Murder in Montmartre is the sixth book in the Aimee Leduc series. Aimee is once again enmeshed in a dangerous investigation, trying to clear a childhood friend of murder. Laure’s papa was a flic, just like Aimee’s, and she followed in her father’s footsteps, finally gaining a posting. One night, while attending a retirement party, Laure invites Aimee to come along and see some of her father’s old colleagues. She hasn’t been there long when Laure gets into an argument with her partner, Jaques. They leave the bar together, with Laure telling Aimee she’ll be back in five minutes. Something doeasn’t smell right to Aimee so she follows them and finds Laure bleeding and on the verge of unconsiousness while her partner Jaques lies dying from a gunshot wound to the chest.
The story winds up and down those famous stairs, through the seedier sides of the district and amongst the bobos, Corsican separatists, and flics on the take. Aimee soon finds links to her fathers past which could lead to discovering who organized the bombing on the Place Vendome that killed him. Even though she is warned off the case at every turn, she believes the answers she is searching for is within her grasp, if she can just make that one last connection.

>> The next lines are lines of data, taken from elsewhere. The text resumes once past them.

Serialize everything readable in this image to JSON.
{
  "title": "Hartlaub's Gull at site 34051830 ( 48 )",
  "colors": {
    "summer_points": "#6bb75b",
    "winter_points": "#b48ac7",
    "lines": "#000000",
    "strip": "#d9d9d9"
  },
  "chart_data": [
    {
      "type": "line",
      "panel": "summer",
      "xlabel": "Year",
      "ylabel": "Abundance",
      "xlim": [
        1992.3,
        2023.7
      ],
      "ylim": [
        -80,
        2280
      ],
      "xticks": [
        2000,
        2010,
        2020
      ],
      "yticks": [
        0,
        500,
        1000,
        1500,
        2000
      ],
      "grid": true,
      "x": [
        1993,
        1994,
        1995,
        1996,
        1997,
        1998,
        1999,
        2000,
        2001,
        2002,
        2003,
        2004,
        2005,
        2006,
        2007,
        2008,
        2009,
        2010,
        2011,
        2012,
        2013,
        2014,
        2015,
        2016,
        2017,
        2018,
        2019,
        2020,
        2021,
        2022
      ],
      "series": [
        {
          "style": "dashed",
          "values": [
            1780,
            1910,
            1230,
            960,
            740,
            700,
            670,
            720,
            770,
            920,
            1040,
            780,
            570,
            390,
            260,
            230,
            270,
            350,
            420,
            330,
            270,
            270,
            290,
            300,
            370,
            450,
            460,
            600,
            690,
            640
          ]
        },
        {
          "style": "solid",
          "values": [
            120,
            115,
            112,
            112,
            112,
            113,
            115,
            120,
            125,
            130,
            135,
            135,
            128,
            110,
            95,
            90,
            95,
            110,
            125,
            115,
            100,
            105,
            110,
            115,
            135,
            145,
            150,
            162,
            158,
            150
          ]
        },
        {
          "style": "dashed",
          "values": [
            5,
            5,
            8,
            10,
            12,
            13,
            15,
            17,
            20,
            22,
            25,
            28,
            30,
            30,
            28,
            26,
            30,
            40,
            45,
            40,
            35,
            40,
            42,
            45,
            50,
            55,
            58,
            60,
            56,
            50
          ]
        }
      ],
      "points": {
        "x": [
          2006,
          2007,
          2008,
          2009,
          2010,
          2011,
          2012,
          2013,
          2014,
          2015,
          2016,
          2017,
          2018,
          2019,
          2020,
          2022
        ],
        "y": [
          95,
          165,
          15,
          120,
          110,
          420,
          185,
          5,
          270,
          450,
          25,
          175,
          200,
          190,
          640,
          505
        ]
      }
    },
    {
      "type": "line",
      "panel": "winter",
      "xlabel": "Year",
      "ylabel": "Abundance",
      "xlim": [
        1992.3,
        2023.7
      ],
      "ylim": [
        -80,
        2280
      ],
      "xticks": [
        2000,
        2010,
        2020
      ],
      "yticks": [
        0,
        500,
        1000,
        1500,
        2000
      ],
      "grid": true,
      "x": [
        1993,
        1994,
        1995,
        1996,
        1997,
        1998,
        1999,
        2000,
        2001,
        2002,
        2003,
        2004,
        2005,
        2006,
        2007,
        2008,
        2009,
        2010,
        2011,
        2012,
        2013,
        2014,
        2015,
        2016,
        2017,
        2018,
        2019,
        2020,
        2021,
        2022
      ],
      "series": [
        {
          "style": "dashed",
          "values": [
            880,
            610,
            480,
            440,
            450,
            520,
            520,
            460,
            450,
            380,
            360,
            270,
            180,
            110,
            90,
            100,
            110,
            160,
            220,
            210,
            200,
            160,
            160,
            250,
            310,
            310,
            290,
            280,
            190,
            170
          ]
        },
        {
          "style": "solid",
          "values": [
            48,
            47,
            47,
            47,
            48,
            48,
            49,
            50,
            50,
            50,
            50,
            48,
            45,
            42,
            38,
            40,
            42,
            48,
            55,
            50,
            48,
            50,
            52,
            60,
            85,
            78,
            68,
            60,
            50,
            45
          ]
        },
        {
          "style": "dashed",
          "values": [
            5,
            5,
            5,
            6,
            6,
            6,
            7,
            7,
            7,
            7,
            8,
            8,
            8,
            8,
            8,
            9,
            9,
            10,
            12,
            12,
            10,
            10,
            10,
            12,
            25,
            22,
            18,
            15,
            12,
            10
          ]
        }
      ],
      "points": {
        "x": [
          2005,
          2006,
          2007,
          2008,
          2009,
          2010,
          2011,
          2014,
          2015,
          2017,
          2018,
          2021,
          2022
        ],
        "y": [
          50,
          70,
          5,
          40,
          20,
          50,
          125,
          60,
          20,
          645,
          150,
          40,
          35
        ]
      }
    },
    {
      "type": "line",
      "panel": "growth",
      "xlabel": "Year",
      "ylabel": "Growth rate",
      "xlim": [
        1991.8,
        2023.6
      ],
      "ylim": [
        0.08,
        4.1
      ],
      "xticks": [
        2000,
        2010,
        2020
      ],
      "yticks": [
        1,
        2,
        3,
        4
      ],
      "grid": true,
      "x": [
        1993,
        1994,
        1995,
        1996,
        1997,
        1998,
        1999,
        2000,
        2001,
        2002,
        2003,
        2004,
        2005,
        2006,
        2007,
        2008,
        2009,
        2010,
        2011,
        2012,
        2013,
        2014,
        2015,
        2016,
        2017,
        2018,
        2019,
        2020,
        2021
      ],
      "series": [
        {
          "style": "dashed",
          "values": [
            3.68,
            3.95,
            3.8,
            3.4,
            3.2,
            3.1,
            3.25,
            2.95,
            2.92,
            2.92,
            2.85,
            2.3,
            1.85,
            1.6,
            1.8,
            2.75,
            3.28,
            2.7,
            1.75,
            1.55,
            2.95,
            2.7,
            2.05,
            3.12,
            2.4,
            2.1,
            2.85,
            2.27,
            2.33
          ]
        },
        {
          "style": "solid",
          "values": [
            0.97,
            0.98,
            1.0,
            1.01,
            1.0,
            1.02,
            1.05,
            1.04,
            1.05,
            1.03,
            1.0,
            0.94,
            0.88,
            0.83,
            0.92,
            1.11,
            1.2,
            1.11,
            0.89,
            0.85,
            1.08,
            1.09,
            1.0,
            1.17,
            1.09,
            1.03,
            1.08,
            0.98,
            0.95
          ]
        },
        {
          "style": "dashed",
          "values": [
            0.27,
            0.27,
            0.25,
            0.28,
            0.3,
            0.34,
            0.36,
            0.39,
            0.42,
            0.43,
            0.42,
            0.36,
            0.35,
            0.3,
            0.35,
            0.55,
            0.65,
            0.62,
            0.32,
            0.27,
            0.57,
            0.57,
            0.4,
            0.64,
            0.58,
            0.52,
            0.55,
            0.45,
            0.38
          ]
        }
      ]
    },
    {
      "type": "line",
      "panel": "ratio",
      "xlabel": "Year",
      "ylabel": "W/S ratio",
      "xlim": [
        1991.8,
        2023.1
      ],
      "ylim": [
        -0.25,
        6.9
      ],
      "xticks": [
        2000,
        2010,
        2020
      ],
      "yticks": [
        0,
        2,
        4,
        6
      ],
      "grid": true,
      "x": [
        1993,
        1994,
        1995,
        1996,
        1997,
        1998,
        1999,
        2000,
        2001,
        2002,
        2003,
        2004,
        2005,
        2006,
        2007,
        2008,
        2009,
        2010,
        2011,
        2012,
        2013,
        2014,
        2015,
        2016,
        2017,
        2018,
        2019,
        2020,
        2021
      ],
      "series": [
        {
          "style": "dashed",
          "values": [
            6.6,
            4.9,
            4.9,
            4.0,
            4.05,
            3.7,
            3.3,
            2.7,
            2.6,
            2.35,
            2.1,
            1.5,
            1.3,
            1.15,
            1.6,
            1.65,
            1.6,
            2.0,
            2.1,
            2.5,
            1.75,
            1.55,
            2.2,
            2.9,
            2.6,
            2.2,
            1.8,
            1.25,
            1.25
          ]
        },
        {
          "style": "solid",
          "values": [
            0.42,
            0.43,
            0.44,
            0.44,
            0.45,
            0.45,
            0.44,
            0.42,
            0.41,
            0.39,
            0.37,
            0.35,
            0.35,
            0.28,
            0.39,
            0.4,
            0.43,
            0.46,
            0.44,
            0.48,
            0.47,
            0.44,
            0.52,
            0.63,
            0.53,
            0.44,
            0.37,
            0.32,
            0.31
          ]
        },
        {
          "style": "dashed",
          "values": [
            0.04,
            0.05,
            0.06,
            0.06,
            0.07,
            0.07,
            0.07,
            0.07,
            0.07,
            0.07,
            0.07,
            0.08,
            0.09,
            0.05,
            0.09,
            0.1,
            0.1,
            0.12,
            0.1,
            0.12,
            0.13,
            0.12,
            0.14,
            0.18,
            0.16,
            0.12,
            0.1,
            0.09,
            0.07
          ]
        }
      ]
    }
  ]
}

There were always ghosts, she thought, and they were even more poignant at this time of year: souls, wandering at night over the cobblestones, flitting through the dark, paved courtyards, leaving exhalations of the past behind them.
In other Aimee news, Guy comes to his senses, realizing he can’t change her, so he leaves and takes a post with Doctores Without Borders in the Sudan. I was not saddened by that turn of events. Bye bye, Guy, don’t let the door hit you on the way out.